If anybody were counting (besides me), they would know that today is the eighth anniversary of the first and only Pig Day at Franklin College.

In fact, I had forgotten the exact date. But when it came up in conversation recently, I was able to go back into my files (I never throw anything away) and reconstruct this historic event from the fall of 2001.

Pig Day happened, basically, because another professor and I wanted to invite a poet, David Lee, to campus. Lee, the poet laureate of Utah, was known for his excellent poems about pigs. Indiana is also famous for pigs. What could be more appropriate (and more fun) than to surround Lee’s visit with other pig-related events. For some reason, perhaps a moment of academic absent-mindedness, the college let us go ahead with this plan, and Pig Day was born.

I have our publicity flyer in front of me: “What do you get when you mix a scientist, a poet, and the Three Little Pigs: Pig Day 2001!”

The program eventually included, beside a reading by Lee, a lecture by a professor from Eastern Michigan on “Integrity and the Food We East: Pig Farms in America.” Elementary-school art with the theme of the Three Little Pigs was displayed on campus. Students were invited to guess the number of pennies in a glass pig.
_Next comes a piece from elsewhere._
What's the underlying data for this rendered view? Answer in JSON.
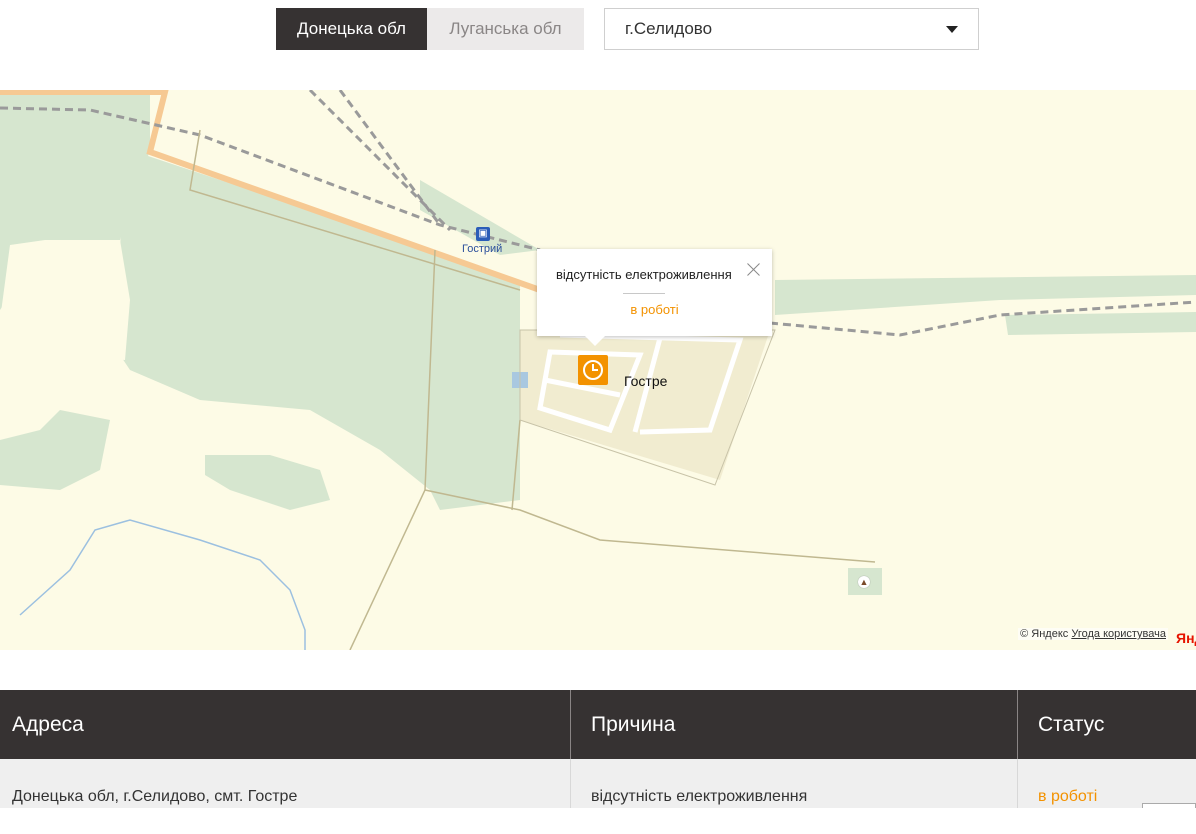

And there was a showing of the movie “Babe.”

“Don’t miss out on the people, the poetry . . . and the pigs?” another publicity flyer said.

As I recall, Pig Day was a big success and Lee read some really splendid poetry (not all of it about pigs). In my file are a number of the poems and this bit of prose, one glorious sentence called “Loading a Boar”:

“We were loading a boar, a goddam mean big sonofabitch and he jumped out of the pickup four times and tore out my stockracks and rooted me in the stomach and I fell down and he bit John on the knee and he thought it was broken and so did I and the boar stood over in the far corner of the pen and watched us and John and I just sat there tired and Jan laughed and brought us a beer and I said, ‘John it ain’t worth it, nothing’s going right and I’m feeling half dead and haven’t written a poem in ages and I’m ready to quit it all,’ and John said ‘shit young feller, you ain’t got started yet and the reason’s cause you trying to do it outside yourself and ain’t looking in and if you wanna by god write pomes you gotta write pomes about what you know and not about the rest and you can write about pigs and that boar and Jan and you and me and the rest and there ain’t no way you’re gonna quit,’ and we drank beer and smoked, all three of us, and finally loaded that mean bastard and drove home and unloaded him and he bit me again and I went in the house and got out my paper and pencils and started writing and found out John he was right.”